Electrical Properties of High Mobility Ultrathin Amorphous Indium Zinc Oxide Deposited by Atomic Layer Deposition

Abstract

High mobility ultrathin (thinner than 10nm) amorphous Indium Zinc Oxide (a-IZO) films are deposited by Atomic Layer Deposition (ALD). Thickness is set as the main parameter, which is varied between 5nm ~ 50nm by changing the cycle numbers. It is easily predicted that the electrical conductivity shows serious degradation with decreasing thickness of the films because of the increase of the fraction of the surface. However, it is found that a-IZO shows less rapid decrease of the electrical conductivity than crystalline conducting oxides. Aluminum doped Zinc Oxide (AZO) is deposited by ALD to compare the various electrical properties such as mobility, carrier concentration, and resistivity with the a-IZO films. In addition, the resistivity data of Tin doped Indium Oxide (ITO) deposited by ALD is accepted from a literature for more appropriate comparison, because the resistivity of AZO film is one order of magnitude higher than those of IZO and ITO. The results say that with decreasing thickness, the resistivity of a-IZO decreases more slowly than those of crystalline AZO and ITO. As thickness varies from ~50nm to ~10nm, the resistivity of a-IZO goes up from 3.9 ˣ 10-4 Ω cm to 8.2 ˣ 10-4 Ω cm while that of AZO increases from 1.6 ˣ 10-3 Ω cm to 2.0 ˣ 10-2 Ω cm, and that of ITO increases from 3 ˣ 10-4 Ω cm to 9 ˣ 10-4 Ω cm.

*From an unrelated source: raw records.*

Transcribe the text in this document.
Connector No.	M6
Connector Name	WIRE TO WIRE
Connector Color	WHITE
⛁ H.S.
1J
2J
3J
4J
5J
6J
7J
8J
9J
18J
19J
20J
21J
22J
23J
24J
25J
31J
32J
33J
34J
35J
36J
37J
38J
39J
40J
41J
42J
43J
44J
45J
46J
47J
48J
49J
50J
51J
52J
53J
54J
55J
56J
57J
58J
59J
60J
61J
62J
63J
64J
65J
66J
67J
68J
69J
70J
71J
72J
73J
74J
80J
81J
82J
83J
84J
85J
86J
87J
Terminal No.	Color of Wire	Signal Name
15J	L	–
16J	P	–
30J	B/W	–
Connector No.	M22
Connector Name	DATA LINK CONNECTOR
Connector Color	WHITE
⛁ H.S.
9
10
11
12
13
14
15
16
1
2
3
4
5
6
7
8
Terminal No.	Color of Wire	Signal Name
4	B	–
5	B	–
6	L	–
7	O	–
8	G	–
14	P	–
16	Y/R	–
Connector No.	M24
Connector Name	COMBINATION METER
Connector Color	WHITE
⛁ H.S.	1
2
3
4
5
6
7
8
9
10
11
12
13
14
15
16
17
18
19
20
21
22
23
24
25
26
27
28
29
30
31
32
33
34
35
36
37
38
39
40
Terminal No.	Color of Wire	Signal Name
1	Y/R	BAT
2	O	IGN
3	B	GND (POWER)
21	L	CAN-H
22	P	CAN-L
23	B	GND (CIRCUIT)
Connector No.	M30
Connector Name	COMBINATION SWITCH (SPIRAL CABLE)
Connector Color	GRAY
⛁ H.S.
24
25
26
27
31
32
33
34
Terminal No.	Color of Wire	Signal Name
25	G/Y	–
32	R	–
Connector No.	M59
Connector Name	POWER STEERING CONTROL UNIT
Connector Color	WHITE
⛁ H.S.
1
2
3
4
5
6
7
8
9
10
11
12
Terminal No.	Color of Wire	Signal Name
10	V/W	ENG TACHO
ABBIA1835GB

Moreover, for ~5nm, the resistivity of ITO is about an order of magnitude higher than that of a-IZO, so the conductivity of a-IZO overtakes that of ITO at ~10nm film thickness. This phenomenon is attributed to the electron mobility degradation due to the grain boundary scattering in polycrystalline oxides. As film thickness gets thinner to or below the dimension of grain size, grain size becomes smaller because of the constraint of the dimension in the direction of film normal. Therefore, as thickness varies from ~50nm to ~10nm, the electron mobility of AZO film changes from 11.2 cm2 / V s to 5.6 cm2 / V s while that of a-IZO changes from 52.1 cm2 / V s to 40.6 cm2 / V s. The models of the mobility from grain boundary scattering and surface scattering are explained well in this work, and the absence of grain boundary scattering in amorphous oxides explains the excellent electrical properties of a-IZO.